The operating system returned the error '3(The system cannot find the path specified.)' while attempting 'RemoveContainer' on 'D:\Program Files\Microsoft SQL Server\MSSQL15.SQLEXPRESS\MSSQL\DATA\WideWorldImporters_2.'.

...What... what the heck? It can't find the path? That is the path. I only have two drives. One holds the application.The other holds the data and transaction logs (if I had more drives, I would split the data and logs into different drives, but no option here). I look further at the GUI to see if it's putting something in the incorrect path. I open up Windows Explorer to see what files I have in my DATA folder and notice that I don't actually have an mdf (data) file! How do I have an ndf (user data) and ldf (log) and no mdf file? I head back to SQL Server Management Studio and find that WideWorldImporters database is a thing but stuck in a restoring state. I just decide to get rid of it and start fresh. I attempt to delete the database.
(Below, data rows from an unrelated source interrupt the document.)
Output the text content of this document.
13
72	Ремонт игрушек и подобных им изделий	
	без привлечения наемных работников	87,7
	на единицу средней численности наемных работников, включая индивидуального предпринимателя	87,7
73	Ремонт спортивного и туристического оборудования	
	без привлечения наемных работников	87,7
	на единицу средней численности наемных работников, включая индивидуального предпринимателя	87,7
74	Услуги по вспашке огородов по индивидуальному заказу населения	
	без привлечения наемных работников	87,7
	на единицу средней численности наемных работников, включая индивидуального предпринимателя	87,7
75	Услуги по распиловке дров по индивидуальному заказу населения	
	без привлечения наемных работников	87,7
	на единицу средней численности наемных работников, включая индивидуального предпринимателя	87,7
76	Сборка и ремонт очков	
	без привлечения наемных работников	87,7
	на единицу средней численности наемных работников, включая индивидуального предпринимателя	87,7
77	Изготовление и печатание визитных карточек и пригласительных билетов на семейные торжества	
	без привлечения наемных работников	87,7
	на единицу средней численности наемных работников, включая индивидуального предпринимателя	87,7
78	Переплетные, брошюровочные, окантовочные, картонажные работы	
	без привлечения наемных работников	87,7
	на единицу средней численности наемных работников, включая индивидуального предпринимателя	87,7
Drop failed for Database 'WideWorldImporters'.  (Microsoft.SqlServer.Smo)
------------------------------

SQL Server detected a logical consistency-based I/O error: incorrect pageid (expected 1:9; actual 0:0). It occurred during a read of page (1:9) in database ID 5 at offset 0x00000000012000 in file 'D:\Program Files\Microsoft SQL Server\MSSQL15.SQLEXPRESS\MSSQL\DATA\WideWorldImporters.mdf'.  Additional messages in the SQL Server error log or operating system error log may provide more detail. This is a severe error condition that threatens database integrity and must be corrected immediately. Complete a full database consistency check (DBCC CHECKDB).


Are you kidding me? I can't even drop it? Disappointingly, hours later now that I'm writing this, I've forgotten how I eventually dropped it. After it was gone, I did more searching. Google/StackOverflow/mssqltips seemed to agree it was necessary to move the file when you restore it. That could be a possibility - after all, I don't see my mdf file, and it's gotta be here in the bak file somewhere, right? I stumble upon this page: https://www.mssqltips.com/sqlservertip/4394/download-and-install-sql-server-2016-sample-databases-wideworldimporters-and-wideworldimportersdw/

And that has this code:

USE [master]
GO
RESTORE DATABASE [WideWorldImportersDW] FROM  DISK = N'R:\SQLbackups\WideWorldImportersDW-Full.bak' 
WITH  FILE = 1,  
MOVE N'WWI_Primary' TO N'F:\SQL_Data\WideWorldImportersDW.mdf',  
MOVE N'WWI_UserData' TO N'F:\SQL_Data\WideWorldImportersDW_UserData.ndf',  
MOVE N'WWI_Log' TO N'L:\SQL_Logs\SQL2016\WideWorldImportersDW.ldf', 
MOVE N'WWIDW_InMemory_Data_1' TO N'F:\SQL_Data\WideWorldImportersDW_InMemory_Data_1',  
NOUNLOAD,  
REPLACE,  
STATS = 5
GO

I replace the paths here to paths that reflect my data drive, and success!! I have a working database! Two hours after I start a 'simple 2 minute restore', I can move onto the second exercise in the book, on page 7. Whew!